Notorious Jospeh  Kony ‘s Lord’s Resistance Army (LRA) Deputy  rebel commander Dominic Ongwen has been convicted of war crimes and crimes against humanity at the International Criminal Court in the Hague ,Netherlands .

The historic ruling which was watched by  hundreds of the LRA war victims in northern Uganda also saw Ongwen convicted of forced pregnancy – a legal first in an international court.

Ongwen, a feared commander of the notorious – marauding Lord’s Resistance Army (LRA), is the first member of the vicious LRA rebel outfit that terrorized millions of people in northern Uganda  for over  two decades . He was convicted on 61 of the 70 counts of crimes against humanity and war crimes he faced.

The charges relate to attacks on four camps for internally displaced people in Uganda in 2004. More than 4,000 victims provided testimony in the ICC case. Ongwen’s sentence is to be handed down at a later date. He could face life imprisonment.

This case presented a dilemma to the court as Ongwen appeared to be both the victim and the alleged perpetrator.

He said he was abducted by the LRA and forced to be a child soldier, before going on to rise up the ranks to become the deputy to LRA commander Joseph Kony.

“Straight away we can say without mincing words that we are definitely going to appeal. On all the charges,” Ongwen’s lawyer Krispus Ayena Odongo told the BBC. He said the verdict “landed like a bombshell”.

But it was welcomed by Elise Keppler, associate director of the International Justice Program at campaign group Human Rights Watch.

“This case is a milestone as the first and only LRA case to reach a verdict anywhere in the world,” she told the media . Nicknamed the “White Ant’ visibly terrified Ongwen sat in the dock quietly as the trial judge stated   ““There exists no ground excluding Dominic Ongwen’s criminal responsibility.”

“His guilt has been established beyond any reasonable doubt,” presiding Judge Bertram Schmitt said . “This case is about crimes committed by Dominic Ongwen as a fully responsible adult as a commander of the LRA in his mid-to-late 20s”.

The court threw out Ongwen’s defence that he was abducted as a nine year old boy and brainwashed to join the reel outfit and was therefore a victim of circumstances.

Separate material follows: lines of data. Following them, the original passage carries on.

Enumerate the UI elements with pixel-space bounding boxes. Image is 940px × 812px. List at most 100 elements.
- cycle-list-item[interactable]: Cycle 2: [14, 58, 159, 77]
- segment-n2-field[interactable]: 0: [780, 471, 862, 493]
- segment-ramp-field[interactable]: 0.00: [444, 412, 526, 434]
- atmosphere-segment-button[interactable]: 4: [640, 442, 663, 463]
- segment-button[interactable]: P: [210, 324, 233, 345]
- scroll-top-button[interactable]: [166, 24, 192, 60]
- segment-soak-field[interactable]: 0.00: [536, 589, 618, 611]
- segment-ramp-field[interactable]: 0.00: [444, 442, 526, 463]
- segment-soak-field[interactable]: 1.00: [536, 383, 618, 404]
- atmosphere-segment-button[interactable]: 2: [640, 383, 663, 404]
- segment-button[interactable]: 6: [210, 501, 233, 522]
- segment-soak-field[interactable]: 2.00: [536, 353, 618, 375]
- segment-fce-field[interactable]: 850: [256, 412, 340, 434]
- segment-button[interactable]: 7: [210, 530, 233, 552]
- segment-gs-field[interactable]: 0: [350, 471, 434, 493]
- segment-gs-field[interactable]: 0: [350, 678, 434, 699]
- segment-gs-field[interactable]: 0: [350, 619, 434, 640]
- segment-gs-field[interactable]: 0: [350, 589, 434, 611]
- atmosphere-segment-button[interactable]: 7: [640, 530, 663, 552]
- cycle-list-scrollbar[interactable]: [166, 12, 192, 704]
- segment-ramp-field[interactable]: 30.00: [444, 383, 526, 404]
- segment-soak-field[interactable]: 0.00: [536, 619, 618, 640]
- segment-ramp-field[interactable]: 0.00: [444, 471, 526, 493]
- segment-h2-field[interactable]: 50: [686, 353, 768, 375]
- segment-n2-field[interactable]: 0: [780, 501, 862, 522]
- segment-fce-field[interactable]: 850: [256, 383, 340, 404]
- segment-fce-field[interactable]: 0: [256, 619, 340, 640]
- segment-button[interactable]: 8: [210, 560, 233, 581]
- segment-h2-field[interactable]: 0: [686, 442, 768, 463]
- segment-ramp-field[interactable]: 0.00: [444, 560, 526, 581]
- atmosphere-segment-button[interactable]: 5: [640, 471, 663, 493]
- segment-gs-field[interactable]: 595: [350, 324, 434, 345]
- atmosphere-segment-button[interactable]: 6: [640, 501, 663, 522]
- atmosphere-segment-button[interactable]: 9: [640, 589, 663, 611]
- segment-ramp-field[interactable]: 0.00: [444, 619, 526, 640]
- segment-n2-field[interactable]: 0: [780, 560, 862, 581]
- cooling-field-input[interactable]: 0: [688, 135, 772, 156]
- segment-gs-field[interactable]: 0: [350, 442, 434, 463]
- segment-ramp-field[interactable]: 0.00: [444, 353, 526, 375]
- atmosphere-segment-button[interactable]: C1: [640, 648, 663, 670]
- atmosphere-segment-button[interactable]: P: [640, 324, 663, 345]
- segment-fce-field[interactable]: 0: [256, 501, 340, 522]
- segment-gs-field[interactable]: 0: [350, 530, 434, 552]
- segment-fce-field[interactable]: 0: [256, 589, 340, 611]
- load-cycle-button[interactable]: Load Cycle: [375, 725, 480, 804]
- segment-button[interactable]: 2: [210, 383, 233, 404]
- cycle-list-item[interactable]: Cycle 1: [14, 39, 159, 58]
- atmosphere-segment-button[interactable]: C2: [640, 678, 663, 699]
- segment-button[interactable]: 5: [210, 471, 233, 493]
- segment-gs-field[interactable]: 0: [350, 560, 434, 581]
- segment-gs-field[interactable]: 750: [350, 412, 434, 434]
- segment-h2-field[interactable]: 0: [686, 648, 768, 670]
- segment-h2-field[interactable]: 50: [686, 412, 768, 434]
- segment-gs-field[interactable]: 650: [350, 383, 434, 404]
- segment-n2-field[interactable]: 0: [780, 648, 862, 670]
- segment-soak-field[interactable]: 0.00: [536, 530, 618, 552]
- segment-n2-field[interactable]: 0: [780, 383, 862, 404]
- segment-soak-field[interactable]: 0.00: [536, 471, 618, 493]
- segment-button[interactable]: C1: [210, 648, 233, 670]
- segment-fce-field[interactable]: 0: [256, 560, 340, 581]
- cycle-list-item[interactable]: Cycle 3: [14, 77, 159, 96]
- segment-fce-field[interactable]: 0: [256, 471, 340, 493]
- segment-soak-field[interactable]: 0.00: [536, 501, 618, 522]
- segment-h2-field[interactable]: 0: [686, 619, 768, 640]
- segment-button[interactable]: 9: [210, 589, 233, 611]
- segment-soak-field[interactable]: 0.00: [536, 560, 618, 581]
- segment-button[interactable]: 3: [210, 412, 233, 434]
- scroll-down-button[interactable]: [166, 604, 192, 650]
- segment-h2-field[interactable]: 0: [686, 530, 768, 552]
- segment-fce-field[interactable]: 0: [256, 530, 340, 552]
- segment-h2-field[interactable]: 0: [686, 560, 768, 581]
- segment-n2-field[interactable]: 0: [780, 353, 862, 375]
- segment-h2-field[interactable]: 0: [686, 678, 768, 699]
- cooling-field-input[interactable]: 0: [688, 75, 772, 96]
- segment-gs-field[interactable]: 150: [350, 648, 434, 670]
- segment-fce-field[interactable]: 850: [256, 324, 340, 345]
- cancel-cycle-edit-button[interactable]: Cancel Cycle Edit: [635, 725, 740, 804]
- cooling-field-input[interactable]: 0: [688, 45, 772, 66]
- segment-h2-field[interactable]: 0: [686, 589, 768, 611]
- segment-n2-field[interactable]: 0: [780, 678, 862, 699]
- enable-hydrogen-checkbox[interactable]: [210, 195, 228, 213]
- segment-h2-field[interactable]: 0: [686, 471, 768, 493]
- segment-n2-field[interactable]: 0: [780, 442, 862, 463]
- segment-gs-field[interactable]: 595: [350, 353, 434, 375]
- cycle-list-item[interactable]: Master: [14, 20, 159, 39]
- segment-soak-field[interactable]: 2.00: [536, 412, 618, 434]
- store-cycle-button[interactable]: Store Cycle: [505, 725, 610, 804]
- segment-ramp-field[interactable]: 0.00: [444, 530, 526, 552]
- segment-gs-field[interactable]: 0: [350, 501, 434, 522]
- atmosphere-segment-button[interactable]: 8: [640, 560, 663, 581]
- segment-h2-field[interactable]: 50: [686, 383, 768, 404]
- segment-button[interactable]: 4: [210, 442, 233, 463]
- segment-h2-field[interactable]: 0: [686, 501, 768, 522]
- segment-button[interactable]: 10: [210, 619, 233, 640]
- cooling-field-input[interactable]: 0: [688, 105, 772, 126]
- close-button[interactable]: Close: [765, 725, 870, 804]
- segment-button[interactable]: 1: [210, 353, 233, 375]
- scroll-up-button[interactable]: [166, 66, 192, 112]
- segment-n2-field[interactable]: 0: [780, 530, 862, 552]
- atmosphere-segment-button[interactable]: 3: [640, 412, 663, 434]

The court ruled that evidence produced by the prosecution proved beyond reasonable doubt that the 45-year-old former LRA commander committed the atrocities out of his own will.

The ICC also threw out Ongwen’s claims that he was not mentally stable. “The chamber did not find evidence for the claim by the defence that he suffered from any mental disease or that he committed the crimes under duress.”

The court is now expected to pronounce itself on the punishment to be given to Ongwen having been convicted.

The Ugandan government in 2005 referred five top LRA leaders including Joseph Kony, Vincent Otti, Raska Lukwiya, Dominic Ongwen and Odhiambo Okot to the ICC for war crimes and crimes against humanity in northern Uganda.

However, of these, only Ongwen and Kony are still alive with the rest believed to have been killed.